Now at about this time it came to pass in the far north that a disciple of the God Aldur came with certain others to reclaim a thing that the Dragon God had stolen from Aldur. And that act was so important that when it was done, the Second Age ended, and the Third Age began.

Now it was in the Third Age that the priests of Angarak, which men call Grolims, came to speak to us of the Dragon God and of His hunger for our love, and we considered what they said even as we considered all things men told us. And we consulted the book of the heavens and confirmed that Torak was the incarnate God-aspect of one of the spirits which contend at the center of time. But where was the other? How might men choose when but one of the spirits came to them? Then it was that we perceived our dreadful responsibility. The spirits would come to us, each in its own time, and each would proclaim that it was good and the other was evil. It was man, however, who would choose. And we took counsel among ourselves, and we concluded that we might accept the forms of the worship the Grolims so urgently pressed upon us. This would give us the opportunity to examine the nature of the Dragon God and make us better prepared to choose when the other God appeared.

In time the events of the world intruded upon us. The Angaraks allied themselves by marriage with the great city-builders of the east, who called themselves Melcene, and between them they built an empire which bestrode the continent. Now the Angaraks were doers of deeds, but the Melcenes were performers of tasks. A deed once done is done forever, but a task returns every day, and the Melcenes came among us to seek out those who might aid them in their endless tasks. Now as it chanced to happen, one of our kinsmen who aided the Melcenes had occasion to journey to the north in performance of one of those tasks. And he came to a place called Ashaba and sought shelter there from a storm which had overtaken him. And the Master of the house at Ashaba was neither Grolim nor Angarak nor any other man. Our kinsman had come unaware upon the house of Torak. Now Torak was curious about our people, and He sent for the traveler, and our kinsman went in to behold the Dragon God. And in the instant that he looked upon the face of Torak, the Third Age ended, and the Fourth Age began. For lo, the Dragon God of Angarak was not one of the Gods for whom we waited. The signs which were upon Him did not lead beyond Him, and our kinsman saw in an instant that Torak was doomed, and that which He was would die with Him.

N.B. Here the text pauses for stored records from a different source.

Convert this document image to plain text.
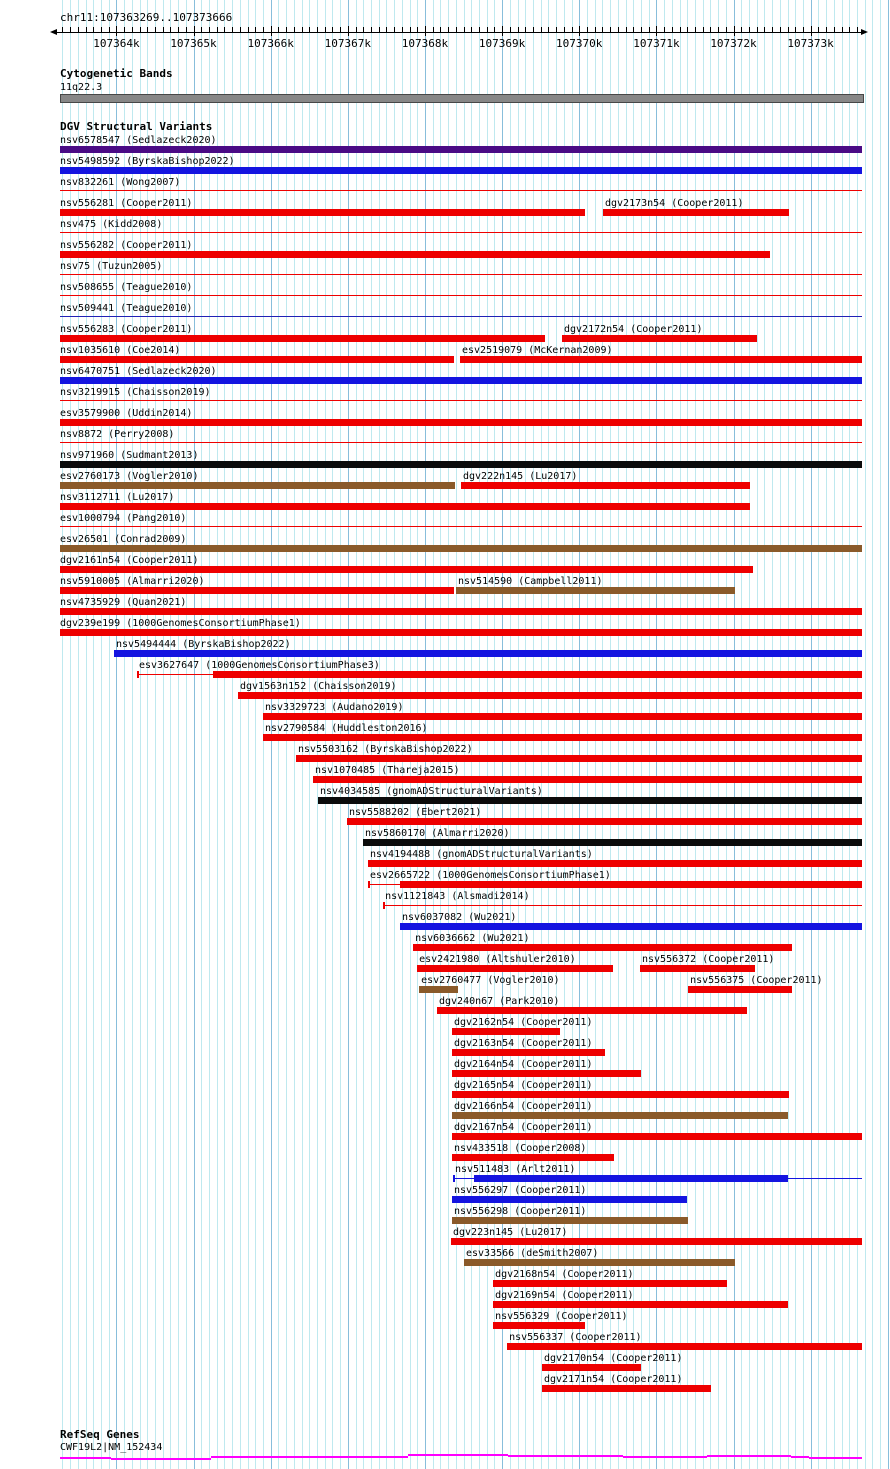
107364k	107365k	107366k	107367k	107368k	107369k	107370k	107371k	107372k	107373k
chr11:107363269..107373666
Cytogenetic Bands
11q22.3
DGV Structural Variants
RefSeq Genes
CWF19L2|NM_152434
nsv6578547 (Sedlazeck2020)
nsv5498592 (ByrskaBishop2022)
nsv832261 (Wong2007)
nsv556281 (Cooper2011)	dgv2173n54 (Cooper2011)
nsv475 (Kidd2008)
nsv556282 (Cooper2011)
nsv75 (Tuzun2005)
nsv508655 (Teague2010)
nsv509441 (Teague2010)
nsv556283 (Cooper2011)	dgv2172n54 (Cooper2011)
nsv1035610 (Coe2014)	esv2519079 (McKernan2009)
nsv6470751 (Sedlazeck2020)
nsv3219915 (Chaisson2019)
esv3579900 (Uddin2014)
nsv8872 (Perry2008)
nsv971960 (Sudmant2013)
esv2760173 (Vogler2010)	dgv222n145 (Lu2017)
nsv3112711 (Lu2017)
esv1000794 (Pang2010)
esv26501 (Conrad2009)
dgv2161n54 (Cooper2011)
nsv5910005 (Almarri2020)	nsv514590 (Campbell2011)
nsv4735929 (Quan2021)
dgv239e199 (1000GenomesConsortiumPhase1)
nsv5494444 (ByrskaBishop2022)
esv3627647 (1000GenomesConsortiumPhase3)
dgv1563n152 (Chaisson2019)
nsv3329723 (Audano2019)
nsv2790584 (Huddleston2016)
nsv5503162 (ByrskaBishop2022)
nsv1070485 (Thareja2015)
nsv4034585 (gnomADStructuralVariants)
nsv5588202 (Ebert2021)
nsv5860170 (Almarri2020)
nsv4194488 (gnomADStructuralVariants)
esv2665722 (1000GenomesConsortiumPhase1)
nsv1121843 (Alsmadi2014)
nsv6037082 (Wu2021)
nsv6036662 (Wu2021)
esv2421980 (Altshuler2010)	nsv556372 (Cooper2011)
esv2760477 (Vogler2010)	nsv556375 (Cooper2011)
dgv240n67 (Park2010)
dgv2162n54 (Cooper2011)
dgv2163n54 (Cooper2011)
dgv2164n54 (Cooper2011)
dgv2165n54 (Cooper2011)
dgv2166n54 (Cooper2011)
dgv2167n54 (Cooper2011)
nsv433518 (Cooper2008)
nsv511483 (Arlt2011)
nsv556297 (Cooper2011)
nsv556298 (Cooper2011)
dgv223n145 (Lu2017)
esv33566 (deSmith2007)
dgv2168n54 (Cooper2011)
dgv2169n54 (Cooper2011)
nsv556329 (Cooper2011)
nsv556337 (Cooper2011)
dgv2170n54 (Cooper2011)
dgv2171n54 (Cooper2011)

And then we perceived our error, and we marveled at what we had not seen – that even a God might be but the tool of destiny. For behold, Torak was of one of the two fates, but he was not the entire fate.

Now it happened that on the far side of the world a king was slain, and all his family with him – save one. And this king had been the keeper of one of the two stones of power, and when word of this was brought to Torak, He exulted, for He believed that an ancient foe was no more. Then it was that He began His preparations to do war upon the kingdoms of the west. But the signs in the heavens and the whispers in the rocks told us that it was not as Torak believed. The stone was still guarded, and the line of the guardian remained unbroken. Torak’s war would bring Him to grief.

The preparations of the Dragon God were long, and the tasks He laid upon his people were the tasks of generations. And even as we, Torak watched the heavens to read there the signs which would tell Him when to move against the west. But Torak watched only for the signs He wished to see and He did not read the entire message written in the sky. Reading thus but a small part of the signs, He set His forces in motion on the worst possible day.

And, as we had known it must, disaster befell the armies of Torak on a broad plain lying before the city of Vo Mimbre in the far west. And the Dragon God was bound in sleep to await the coming of His enemy.

And then it was that a whisper began to reach us with yet another name. The whisper of that name became clearer to us, and upon the day of his birth the whisper of his name became a great shout. Belgarion the Godslayer had come at last.

And now the pace of events quickened, and the rush toward the awful meeting became so swift that the pages of the book of the heavens became as a blur. And then upon the day which men celebrate as the day the world was made, the stone of power was delivered up to Belgarion; and in the instant that his hand closed upon it, the book of the heavens filled with a great light, and the sound of Belgarion’s name rang from the farthest star.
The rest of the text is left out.